The Official Voice of Vietnam Veterans of America, Inc. ®
An organization chartered by the U.S. Congress

August/September 2004

Richard Montgomery's Dream


What follows is a letter written by Ray Bates to Herb Worthington, chair of VVA's Veterans Against Drugs Task Force.

On Thursday, June 10, the Veterans Against Drugs Program received the Julius E. Williams Distinguished Community Service award from the National Association for the Advancement of Colored People. This award is given in recognition of consistent influence in promoting initiatives that partner veterans in community service. The award was accepted on behalf of the late Richard Montgomery, who started this program in 1988 after seeing a fellow Vietnam veteran (Tony Yates) on television declaring war against the drug gangs that shot and killed his son. Rich, a man with vision, called upon local veterans groups to take back the drug corners in Philadelphia. The Military Order of the Purple Heart, Congressional Medal of Honor Society, Vietnam Veterans of America, and a few other veterans groups became involved with Rich's vision to combat this war on drugs.

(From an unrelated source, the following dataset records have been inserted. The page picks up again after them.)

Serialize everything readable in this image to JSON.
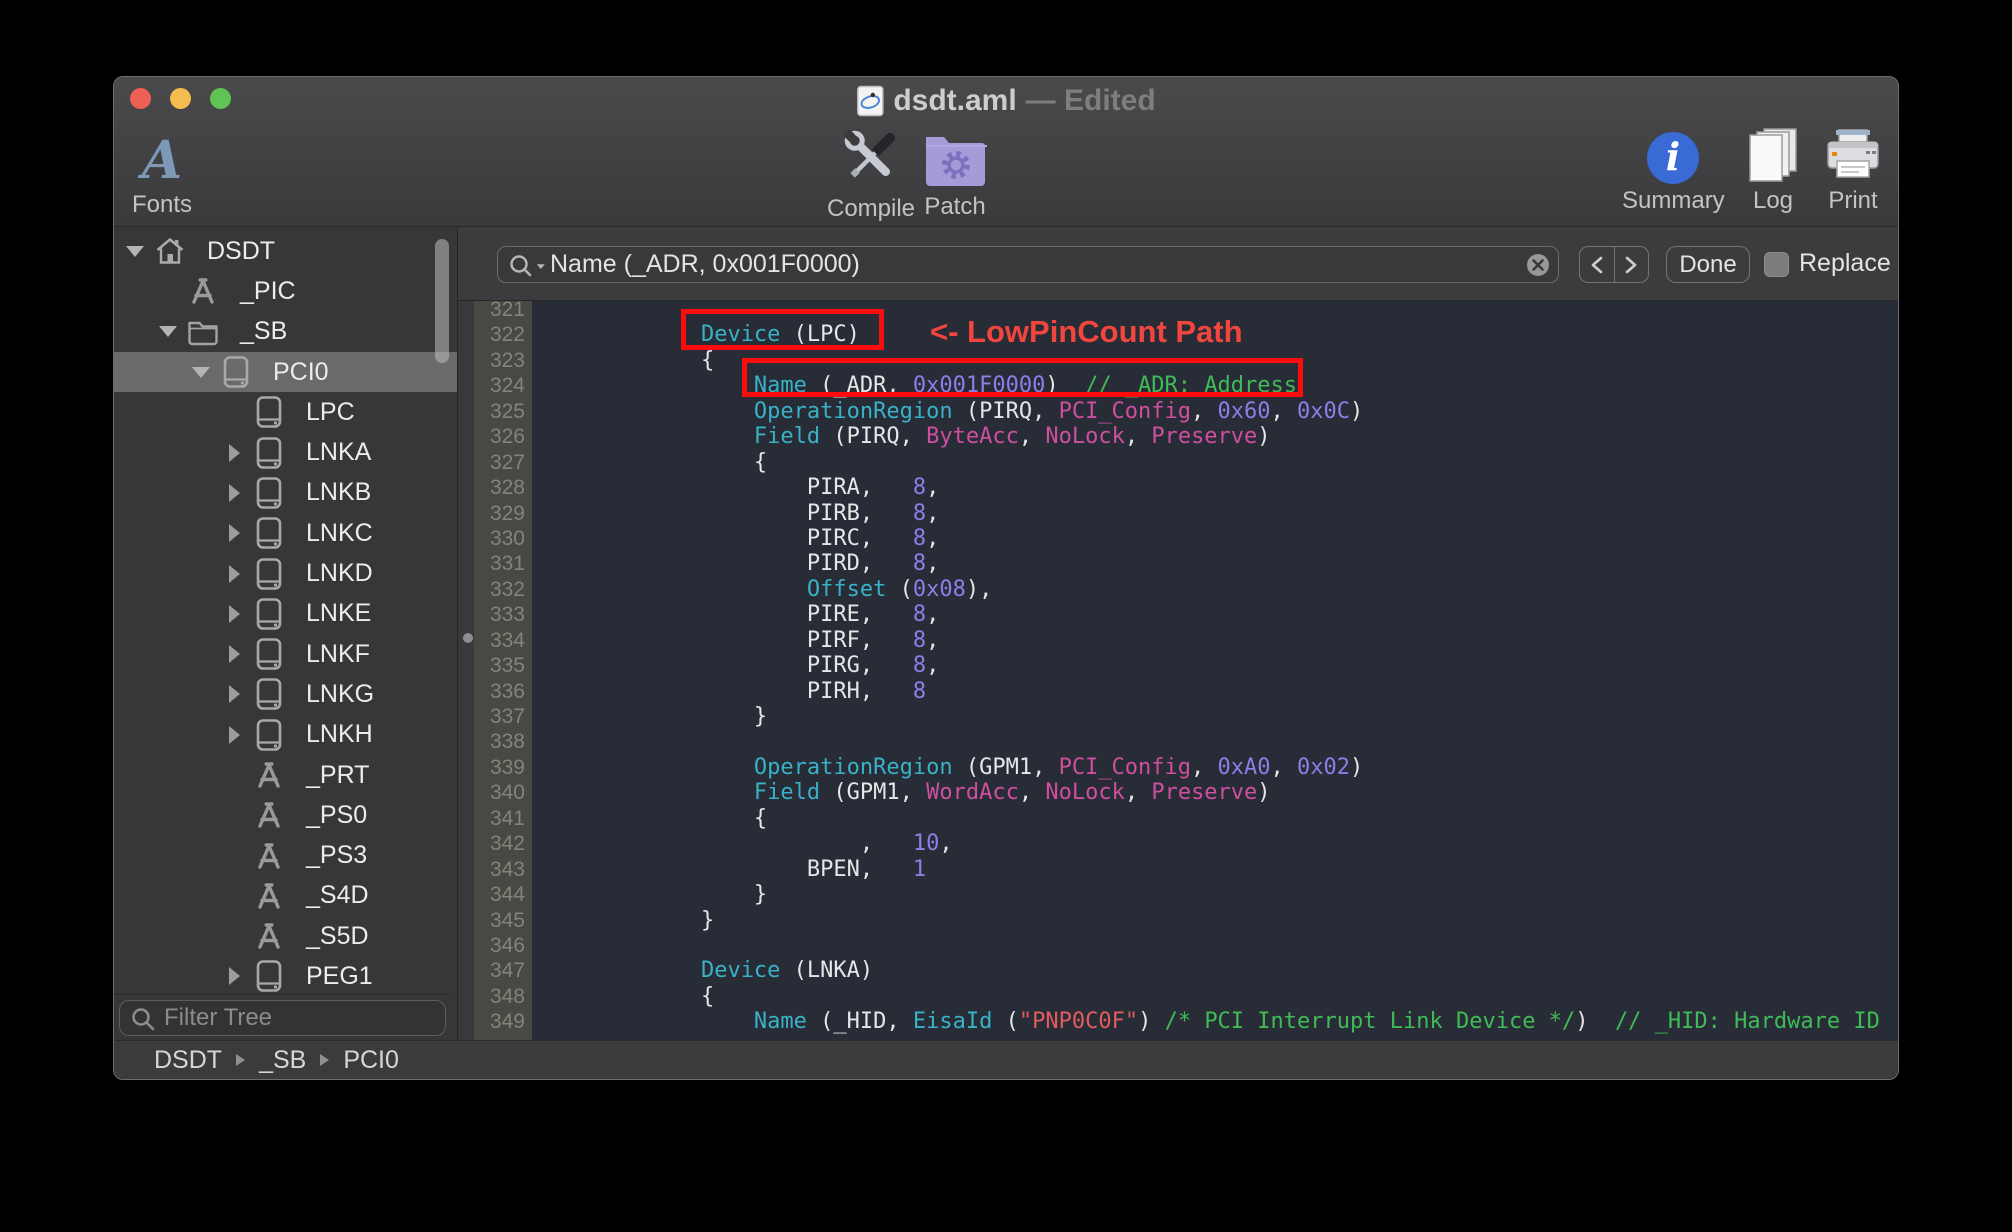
{
  "window": {
    "title_name": "dsdt.aml",
    "title_status": "— Edited"
  },
  "toolbar": {
    "fonts_label": "Fonts",
    "compile_label": "Compile",
    "patch_label": "Patch",
    "summary_label": "Summary",
    "log_label": "Log",
    "print_label": "Print"
  },
  "sidebar": {
    "filter_placeholder": "Filter Tree",
    "items": [
      {
        "label": "DSDT",
        "icon": "home",
        "level": 0,
        "disclosure": "open",
        "selected": false
      },
      {
        "label": "_PIC",
        "icon": "method",
        "level": 1,
        "disclosure": "none",
        "selected": false
      },
      {
        "label": "_SB",
        "icon": "folder",
        "level": 1,
        "disclosure": "open",
        "selected": false
      },
      {
        "label": "PCI0",
        "icon": "device",
        "level": 2,
        "disclosure": "open",
        "selected": true
      },
      {
        "label": "LPC",
        "icon": "device",
        "level": 3,
        "disclosure": "none",
        "selected": false
      },
      {
        "label": "LNKA",
        "icon": "device",
        "level": 3,
        "disclosure": "closed",
        "selected": false
      },
      {
        "label": "LNKB",
        "icon": "device",
        "level": 3,
        "disclosure": "closed",
        "selected": false
      },
      {
        "label": "LNKC",
        "icon": "device",
        "level": 3,
        "disclosure": "closed",
        "selected": false
      },
      {
        "label": "LNKD",
        "icon": "device",
        "level": 3,
        "disclosure": "closed",
        "selected": false
      },
      {
        "label": "LNKE",
        "icon": "device",
        "level": 3,
        "disclosure": "closed",
        "selected": false
      },
      {
        "label": "LNKF",
        "icon": "device",
        "level": 3,
        "disclosure": "closed",
        "selected": false
      },
      {
        "label": "LNKG",
        "icon": "device",
        "level": 3,
        "disclosure": "closed",
        "selected": false
      },
      {
        "label": "LNKH",
        "icon": "device",
        "level": 3,
        "disclosure": "closed",
        "selected": false
      },
      {
        "label": "_PRT",
        "icon": "method",
        "level": 3,
        "disclosure": "none",
        "selected": false
      },
      {
        "label": "_PS0",
        "icon": "method",
        "level": 3,
        "disclosure": "none",
        "selected": false
      },
      {
        "label": "_PS3",
        "icon": "method",
        "level": 3,
        "disclosure": "none",
        "selected": false
      },
      {
        "label": "_S4D",
        "icon": "method",
        "level": 3,
        "disclosure": "none",
        "selected": false
      },
      {
        "label": "_S5D",
        "icon": "method",
        "level": 3,
        "disclosure": "none",
        "selected": false
      },
      {
        "label": "PEG1",
        "icon": "device",
        "level": 3,
        "disclosure": "closed",
        "selected": false
      }
    ]
  },
  "breadcrumb": {
    "items": [
      "DSDT",
      "_SB",
      "PCI0"
    ]
  },
  "search": {
    "value": "Name (_ADR, 0x001F0000)",
    "done_label": "Done",
    "replace_label": "Replace"
  },
  "annotation": {
    "text": "<- LowPinCount Path"
  },
  "colors": {
    "keyword": "#3ab1c5",
    "number": "#8b7fe8",
    "predefined": "#cf4f9f",
    "comment": "#3fbb57",
    "string": "#e25b5e",
    "annotation": "#fb0d0d",
    "annotation_text": "#f2453d",
    "editor_bg": "#272c37",
    "selection_bg": "#6a6a6c"
  },
  "editor": {
    "lines": [
      {
        "n": 321,
        "s": []
      },
      {
        "n": 322,
        "s": [
          [
            "pl",
            "            "
          ],
          [
            "kw",
            "Device"
          ],
          [
            "pl",
            " (LPC)"
          ]
        ]
      },
      {
        "n": 323,
        "s": [
          [
            "pl",
            "            {"
          ]
        ]
      },
      {
        "n": 324,
        "s": [
          [
            "pl",
            "                "
          ],
          [
            "kw",
            "Name"
          ],
          [
            "pl",
            " (_ADR, "
          ],
          [
            "num",
            "0x001F0000"
          ],
          [
            "pl",
            ")  "
          ],
          [
            "com",
            "// _ADR: Address"
          ]
        ]
      },
      {
        "n": 325,
        "s": [
          [
            "pl",
            "                "
          ],
          [
            "kw",
            "OperationRegion"
          ],
          [
            "pl",
            " (PIRQ, "
          ],
          [
            "const",
            "PCI_Config"
          ],
          [
            "pl",
            ", "
          ],
          [
            "num",
            "0x60"
          ],
          [
            "pl",
            ", "
          ],
          [
            "num",
            "0x0C"
          ],
          [
            "pl",
            ")"
          ]
        ]
      },
      {
        "n": 326,
        "s": [
          [
            "pl",
            "                "
          ],
          [
            "kw",
            "Field"
          ],
          [
            "pl",
            " (PIRQ, "
          ],
          [
            "const",
            "ByteAcc"
          ],
          [
            "pl",
            ", "
          ],
          [
            "const",
            "NoLock"
          ],
          [
            "pl",
            ", "
          ],
          [
            "const",
            "Preserve"
          ],
          [
            "pl",
            ")"
          ]
        ]
      },
      {
        "n": 327,
        "s": [
          [
            "pl",
            "                {"
          ]
        ]
      },
      {
        "n": 328,
        "s": [
          [
            "pl",
            "                    PIRA,   "
          ],
          [
            "num",
            "8"
          ],
          [
            "pl",
            ","
          ]
        ]
      },
      {
        "n": 329,
        "s": [
          [
            "pl",
            "                    PIRB,   "
          ],
          [
            "num",
            "8"
          ],
          [
            "pl",
            ","
          ]
        ]
      },
      {
        "n": 330,
        "s": [
          [
            "pl",
            "                    PIRC,   "
          ],
          [
            "num",
            "8"
          ],
          [
            "pl",
            ","
          ]
        ]
      },
      {
        "n": 331,
        "s": [
          [
            "pl",
            "                    PIRD,   "
          ],
          [
            "num",
            "8"
          ],
          [
            "pl",
            ","
          ]
        ]
      },
      {
        "n": 332,
        "s": [
          [
            "pl",
            "                    "
          ],
          [
            "kw",
            "Offset"
          ],
          [
            "pl",
            " ("
          ],
          [
            "num",
            "0x08"
          ],
          [
            "pl",
            "),"
          ]
        ]
      },
      {
        "n": 333,
        "s": [
          [
            "pl",
            "                    PIRE,   "
          ],
          [
            "num",
            "8"
          ],
          [
            "pl",
            ","
          ]
        ]
      },
      {
        "n": 334,
        "s": [
          [
            "pl",
            "                    PIRF,   "
          ],
          [
            "num",
            "8"
          ],
          [
            "pl",
            ","
          ]
        ]
      },
      {
        "n": 335,
        "s": [
          [
            "pl",
            "                    PIRG,   "
          ],
          [
            "num",
            "8"
          ],
          [
            "pl",
            ","
          ]
        ]
      },
      {
        "n": 336,
        "s": [
          [
            "pl",
            "                    PIRH,   "
          ],
          [
            "num",
            "8"
          ]
        ]
      },
      {
        "n": 337,
        "s": [
          [
            "pl",
            "                }"
          ]
        ]
      },
      {
        "n": 338,
        "s": []
      },
      {
        "n": 339,
        "s": [
          [
            "pl",
            "                "
          ],
          [
            "kw",
            "OperationRegion"
          ],
          [
            "pl",
            " (GPM1, "
          ],
          [
            "const",
            "PCI_Config"
          ],
          [
            "pl",
            ", "
          ],
          [
            "num",
            "0xA0"
          ],
          [
            "pl",
            ", "
          ],
          [
            "num",
            "0x02"
          ],
          [
            "pl",
            ")"
          ]
        ]
      },
      {
        "n": 340,
        "s": [
          [
            "pl",
            "                "
          ],
          [
            "kw",
            "Field"
          ],
          [
            "pl",
            " (GPM1, "
          ],
          [
            "const",
            "WordAcc"
          ],
          [
            "pl",
            ", "
          ],
          [
            "const",
            "NoLock"
          ],
          [
            "pl",
            ", "
          ],
          [
            "const",
            "Preserve"
          ],
          [
            "pl",
            ")"
          ]
        ]
      },
      {
        "n": 341,
        "s": [
          [
            "pl",
            "                {"
          ]
        ]
      },
      {
        "n": 342,
        "s": [
          [
            "pl",
            "                        ,   "
          ],
          [
            "num",
            "10"
          ],
          [
            "pl",
            ","
          ]
        ]
      },
      {
        "n": 343,
        "s": [
          [
            "pl",
            "                    BPEN,   "
          ],
          [
            "num",
            "1"
          ]
        ]
      },
      {
        "n": 344,
        "s": [
          [
            "pl",
            "                }"
          ]
        ]
      },
      {
        "n": 345,
        "s": [
          [
            "pl",
            "            }"
          ]
        ]
      },
      {
        "n": 346,
        "s": []
      },
      {
        "n": 347,
        "s": [
          [
            "pl",
            "            "
          ],
          [
            "kw",
            "Device"
          ],
          [
            "pl",
            " (LNKA)"
          ]
        ]
      },
      {
        "n": 348,
        "s": [
          [
            "pl",
            "            {"
          ]
        ]
      },
      {
        "n": 349,
        "s": [
          [
            "pl",
            "                "
          ],
          [
            "kw",
            "Name"
          ],
          [
            "pl",
            " (_HID, "
          ],
          [
            "kw",
            "EisaId"
          ],
          [
            "pl",
            " ("
          ],
          [
            "str",
            "\"PNP0C0F\""
          ],
          [
            "pl",
            ") "
          ],
          [
            "com",
            "/* PCI Interrupt Link Device */"
          ],
          [
            "pl",
            ")  "
          ],
          [
            "com",
            "// _HID: Hardware ID"
          ]
        ]
      }
    ]
  }
}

In 1993, after putting pictures of these murdered children on the wall in his office, Rich contacted Judy Ringold, director of the Pennsylvania Academy of Fine Arts. Rich wanted to give something back to the families who had lost children. Volunteer artists from the Academy of Fine Arts drew portraits of the murdered children and presented them in a ceremony. Transparencies of the portraits were made and the children's pictures were put on a moving wall. The exhibit, called Lost Dreams on Canvas, was taken to local high schools  for a week-long antiviolence program. Mothers came into the schools and talked to the students about how their loved ones were murdered.

After meeting Rich in February of 1993, I joined him in his dream of stopping the violence on the streets in Philadelphia. I learned Rich's good and bad behaviors in dealing with law enforcement, veterans groups, the District Attorney's Office, neighborhood watch organizations, and members of Congress. Most importantly, I learned about helping the families who had lost children and about doing whatever it takes to get them the support they need to survive their losses.

Last January, Richard Montgomery lost his battle with Agent Orange. The veterans community, the city of Philadelphia, and the families he helped over the years honored Rich and his family. Acknowledging this great man was easy. District Attorney Lynn Abraham, Sen. Harris Wolford, and other dignitaries spoke at his funeral about his accomplishments. I was asked by Rich a few days before his passing to promise that the Veterans Against Drugs/Lost Dreams on Canvas program would not end.

Judy and I continue Rich Montgomery's legacy, with more than 300 completed portraits of murdered children. The exhibit is being displayed at local high schools. Many people are involved with the programartists, teachers, parents, and students. They are touched by the program and understand the dream Rich had. His dream continues. We should all be free from violence, anger, and hatred. My challenge to all local veterans chapters across this country is to band together, make a difference, and fight to stop the violence.

You have helped Rich spread the message across the nation, Herb. Thank you for all you do with Veterans Against Drugs.